The present invention relates in general to a multiband antenna, and more specifically to an on-glass automotive antenna having a compact size and performing as a loop antenna at a first digital audio broadcasting (DAB) frequency band and as a quasi-loop antenna at a second DAB frequency band without any switching of antenna elements being required.
Digital audio broadcasting is a broadcast radio service being introduced in many places throughout the world which provides high quality audio and auxiliary data transmissions. One of the most promising applications of DAB is in mobile receivers installed in automotive vehicles, such as cars and trucks.
Various standard transmission protocols, such as Eureka-147, are being established for DAB. European countries and Canada have already begun transmitting terrestrial DAB signals in Eureka-147 format. However, different frequency bands are being designated for DAB service by different governmental authorities around the world. For example, Canadian DAB currently operates in the L-band (from 1452 to 1492 MHz) while European DAB currently operates in Band-III (from 174 to 240 MHz) and L-band.
Depending upon the final decisions that may be taken around the world in selecting frequency bands for DAB systems and depending upon where a particular DAB receiver may be used (e.g., as an automotive vehicle moves between areas), it may be necessary or desirable to receive in both the L-band and Band-III. However, the use of separate antennas on a vehicle for each frequency band is undesirable because of cost, appearance, and space limitations.
Vertical monopole whip antennas are known which can provide reception in both L-band and Band-III. Whip antennas, however, are undesirable because they create wind noise, are an unattractive protrusion, and are subject to breakage.
Conformal antennas, carried by a vehicle surface such as a window glass, are preferred for automotive vehicles for improved appearance, durability, and elimination of wind noise. However, there are several complications in attempting to design a conformal antenna which is capable of receiving terrestrial signals in both L-band and Band-III. The difficulty results, in part, from the fact that L-band and Band-III are relatively far apart from each other in frequency. Another source of difficulty is the limited space available on a window glass.
Since terrestrial broadcast signals become vertically polarized, one might consider the approach of forming a vertical quarter-wave monopole antenna on a vehicle window to receive both frequency bands. However, the vertical length for such an antenna receiving Band-III is about 350 mm. Therefore, the vertical antenna conductor would mechanically interfere with window-mounted heater wires for the window defogger which are widely used on rear windows. Placing the antenna on the front window where more space is mechanically available is undesirable because the antenna would impinge in the direct, forward-looking field of vision.

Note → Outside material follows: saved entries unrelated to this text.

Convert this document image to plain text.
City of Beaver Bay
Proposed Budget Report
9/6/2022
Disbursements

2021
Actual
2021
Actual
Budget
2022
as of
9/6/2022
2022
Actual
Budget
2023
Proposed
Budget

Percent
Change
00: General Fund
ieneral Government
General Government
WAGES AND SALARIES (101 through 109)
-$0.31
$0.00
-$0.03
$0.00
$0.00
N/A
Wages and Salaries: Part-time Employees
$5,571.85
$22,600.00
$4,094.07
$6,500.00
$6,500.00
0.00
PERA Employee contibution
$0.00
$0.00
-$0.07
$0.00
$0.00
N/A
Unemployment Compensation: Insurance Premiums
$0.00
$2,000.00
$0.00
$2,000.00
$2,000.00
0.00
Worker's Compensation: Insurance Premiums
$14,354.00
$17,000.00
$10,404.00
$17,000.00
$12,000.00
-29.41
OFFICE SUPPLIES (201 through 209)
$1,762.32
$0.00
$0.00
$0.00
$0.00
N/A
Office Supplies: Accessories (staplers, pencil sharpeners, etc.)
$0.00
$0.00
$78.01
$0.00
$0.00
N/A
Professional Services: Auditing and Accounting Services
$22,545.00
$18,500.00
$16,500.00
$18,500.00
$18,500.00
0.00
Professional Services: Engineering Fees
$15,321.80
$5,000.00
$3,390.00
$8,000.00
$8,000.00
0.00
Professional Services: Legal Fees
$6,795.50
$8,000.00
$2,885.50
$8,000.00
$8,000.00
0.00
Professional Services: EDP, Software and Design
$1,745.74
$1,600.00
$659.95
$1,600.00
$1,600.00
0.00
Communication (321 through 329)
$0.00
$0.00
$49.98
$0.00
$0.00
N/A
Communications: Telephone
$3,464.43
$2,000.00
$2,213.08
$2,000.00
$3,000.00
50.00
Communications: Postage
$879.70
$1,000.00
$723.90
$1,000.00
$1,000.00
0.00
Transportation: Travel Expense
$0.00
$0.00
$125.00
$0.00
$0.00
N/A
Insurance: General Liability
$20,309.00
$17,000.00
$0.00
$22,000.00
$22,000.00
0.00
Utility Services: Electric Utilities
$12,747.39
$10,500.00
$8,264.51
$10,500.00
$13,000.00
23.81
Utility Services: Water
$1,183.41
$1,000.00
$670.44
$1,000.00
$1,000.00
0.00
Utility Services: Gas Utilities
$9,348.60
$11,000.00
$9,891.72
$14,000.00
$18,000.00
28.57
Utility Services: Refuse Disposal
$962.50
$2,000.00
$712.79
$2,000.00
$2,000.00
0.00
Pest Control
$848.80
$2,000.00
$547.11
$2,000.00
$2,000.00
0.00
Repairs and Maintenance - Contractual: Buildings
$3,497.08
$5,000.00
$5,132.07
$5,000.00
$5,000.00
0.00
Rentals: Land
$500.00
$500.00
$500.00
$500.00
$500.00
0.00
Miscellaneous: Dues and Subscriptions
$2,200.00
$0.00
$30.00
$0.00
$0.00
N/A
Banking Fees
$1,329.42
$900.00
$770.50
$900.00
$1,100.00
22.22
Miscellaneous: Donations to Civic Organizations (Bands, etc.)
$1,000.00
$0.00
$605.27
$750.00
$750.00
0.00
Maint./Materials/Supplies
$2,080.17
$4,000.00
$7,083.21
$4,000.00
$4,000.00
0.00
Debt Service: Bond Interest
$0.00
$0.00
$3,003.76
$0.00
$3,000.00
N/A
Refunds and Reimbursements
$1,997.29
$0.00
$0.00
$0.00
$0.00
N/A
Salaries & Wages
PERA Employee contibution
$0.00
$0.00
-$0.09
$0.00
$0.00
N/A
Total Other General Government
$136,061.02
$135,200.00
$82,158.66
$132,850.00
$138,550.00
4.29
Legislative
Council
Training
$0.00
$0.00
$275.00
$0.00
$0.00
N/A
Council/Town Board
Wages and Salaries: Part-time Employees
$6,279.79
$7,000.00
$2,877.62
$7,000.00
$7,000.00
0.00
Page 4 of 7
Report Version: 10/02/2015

Related U.S. application Ser. No. 08/841,315, filed Apr. 30, 1997, entitled "Multiband Reception Antenna for Terrestrial Digital Audio Broadcast Bands", which is incorporated herein by reference, teaches an antenna structure that includes a loop portion for receiving at Band-III frequencies and a half-wave dipole portion for receiving at L-band frequencies. Impedance circuits in the loop portion isolate the loop portion at L-band frequencies. However, antenna gain at L-band frequencies may be too low for some applications due to reduced current flow caused by a junction within the dipole antenna portion.